Nature study can be as simple as a short walk in the neighborhood or as elaborate as a week in a National Park. Don’t make it hard. This month, We are going to look for spiders. You’ll be able to find pictures of these items and many others online to explore with your children. Remember: you don’t have to know all the answers to your kids’ questions because you can look up the answers together.
Here are some questions to consider with your kids while you explore:
- How many legs does the spider have?
- What makes a spider NOT an insect?
- What is the purpose of a spider web?
- Are all spider web’s the same shape?
- What do spiders eat?
- Which spiders are actually dangerous to people?
Oklahoma Spiders to research
- Black Widow
- Brown Recluse
- Wolf Spider
- Orb Weaver
A fantastic resource for these spiders:
- The Magnificent Book of Inspects and Spiders
- Ultimate Bugopedia
- Are You a Spider?
- Spiders by Gail Gibbons
- The Life of a Spider by J. Henri Fabre
- Eight-Legged Marvels: Beauty and Wonder in the World of Spiders
- Bugs: Stunning Insects, Spiders, Creepy Crawlies (pop-up books)
Handbook of Nature Study:
Have you heard of Anna Botsford Comstock’s Handbook of Nature Study?
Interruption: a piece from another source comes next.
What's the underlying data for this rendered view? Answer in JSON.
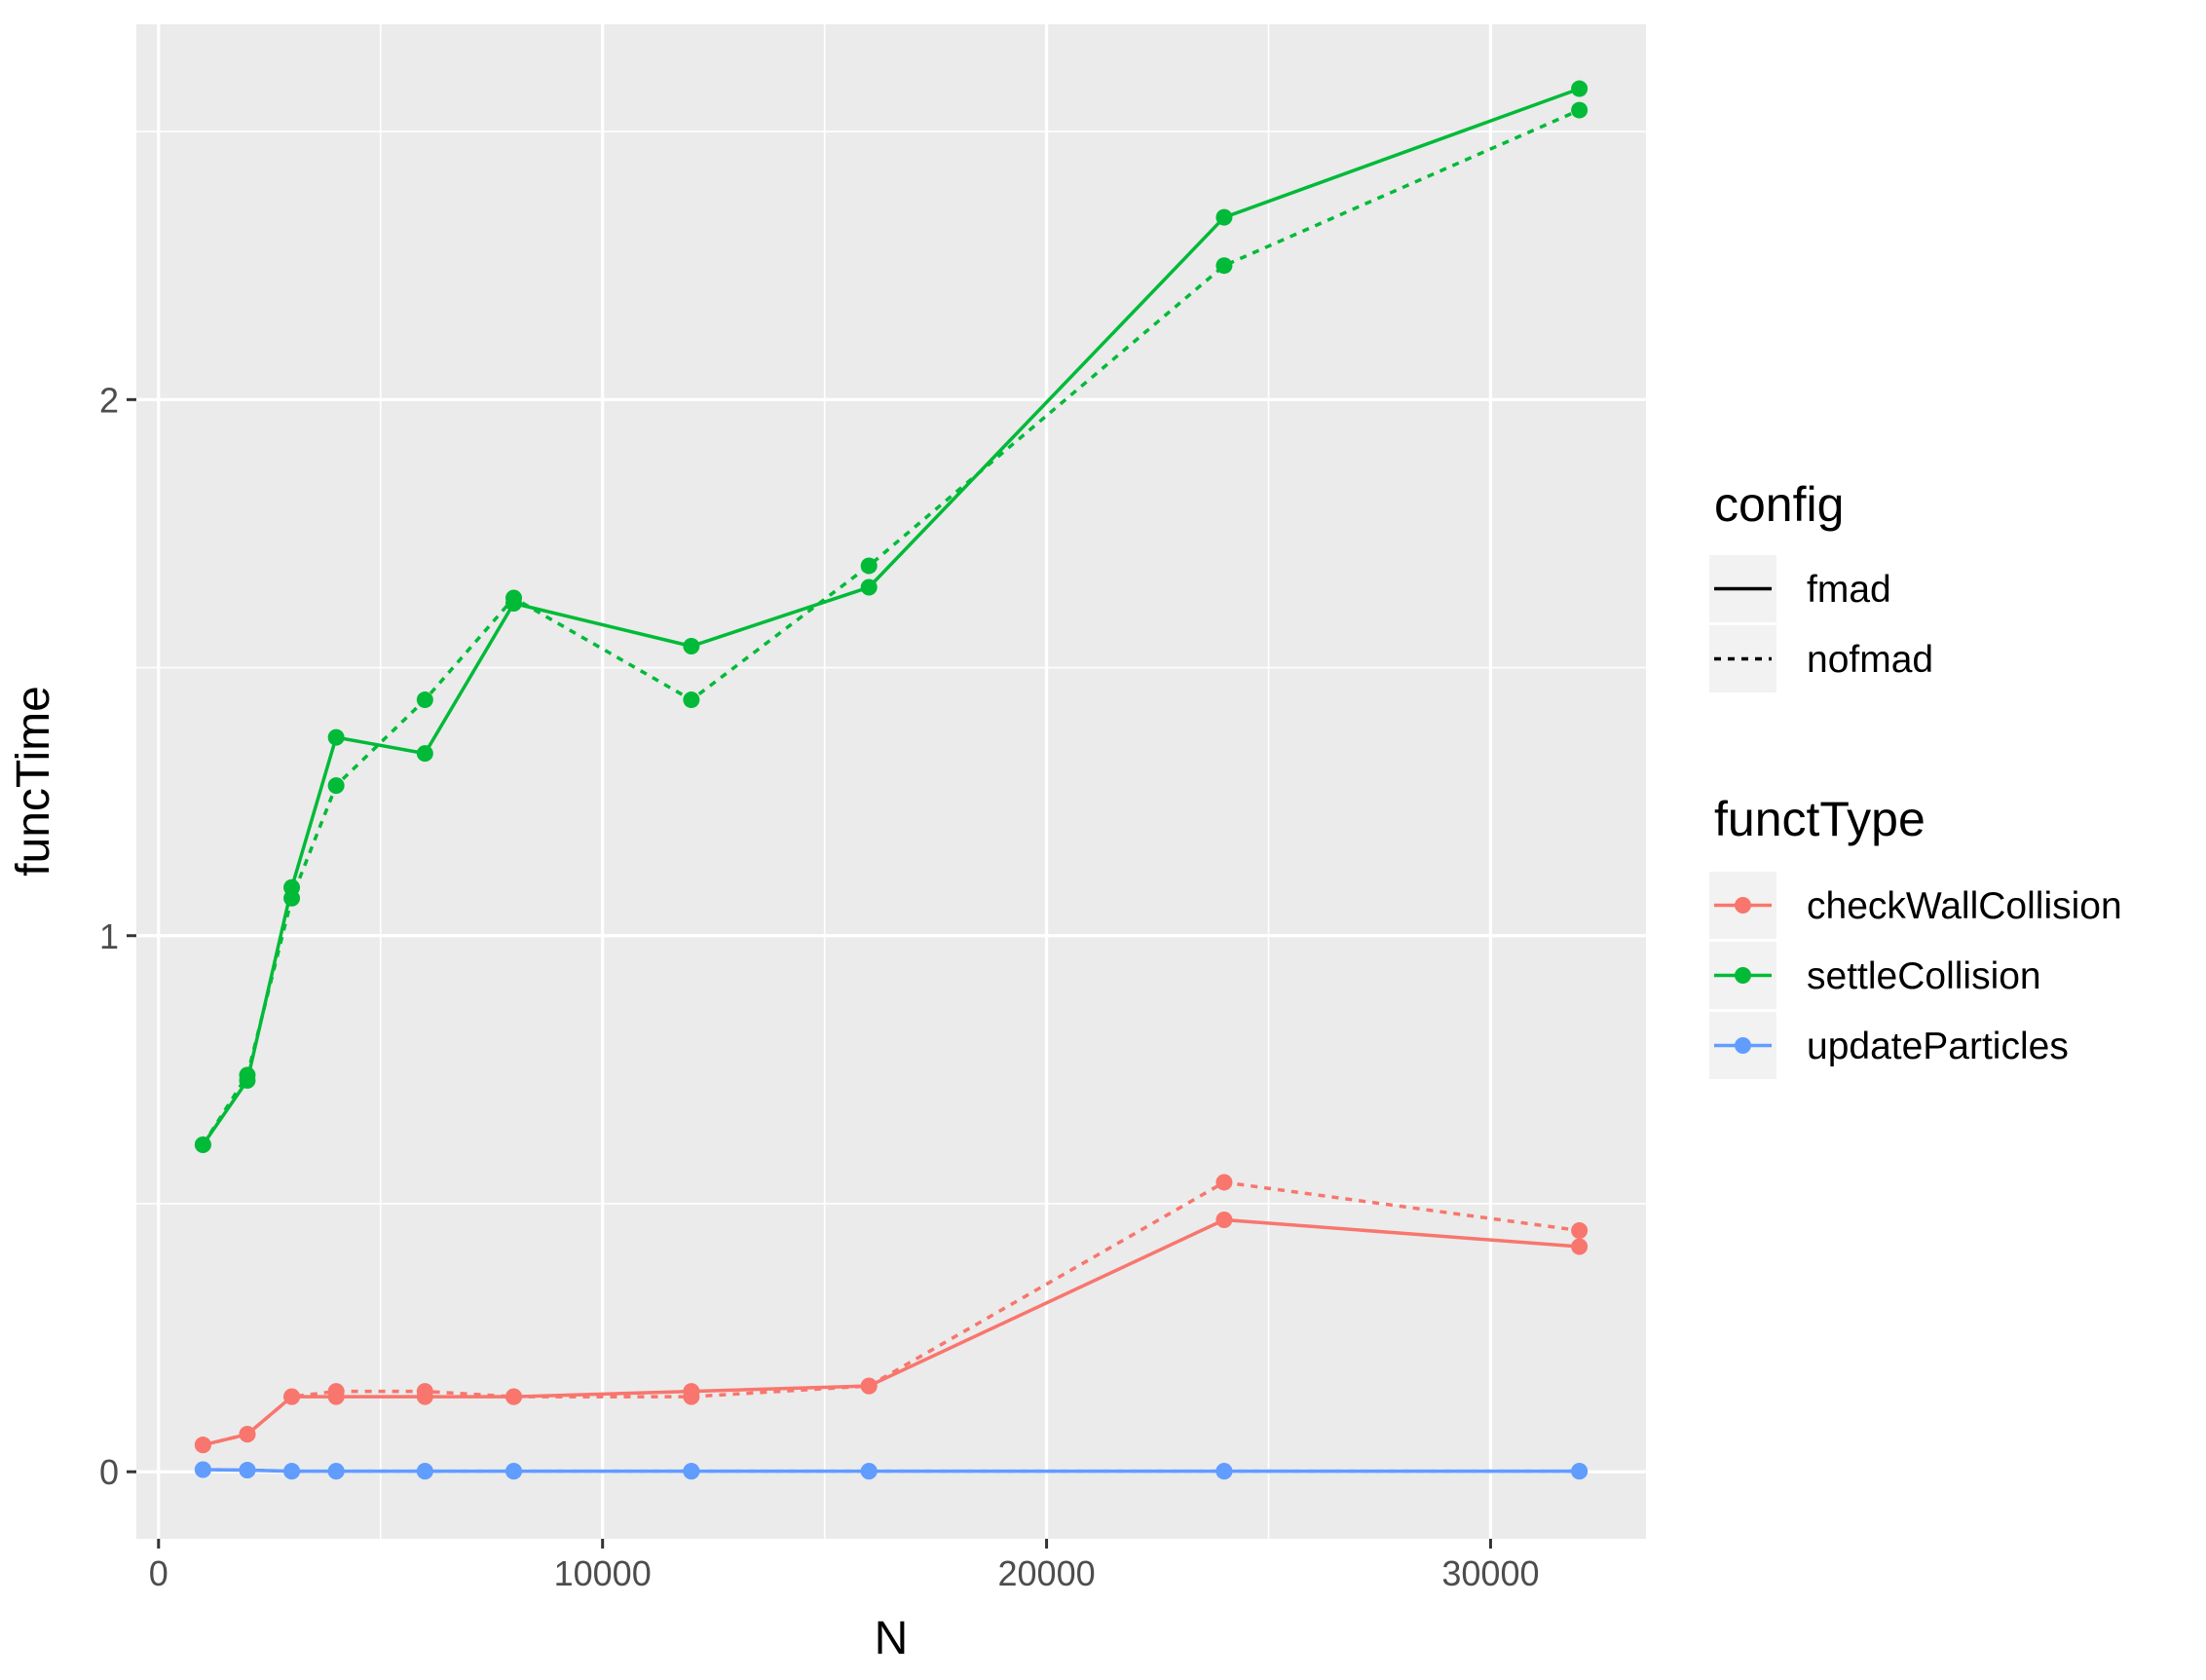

It’s a fantastic book that covers all kinds of creatures, plants, and habitats. Since it has all sorts of resources in it, you should download it for free at https://www.google.com/books/edition/Handbook_of_Nature_study_for_Teachers_an/CjPbAAAAMAAJ?hl=en&gbpv=0
Anna Botsford Comstock talks about spiders on pages 475-488 of the linked edition of the Handbook of Nature Study. Take a few minutes to read those pages, and then keep those ideas in mind as you and your kids watch for spiders this month. That way, you may remember the answers to some of their questions, and you have another handy resource to check when you can’t.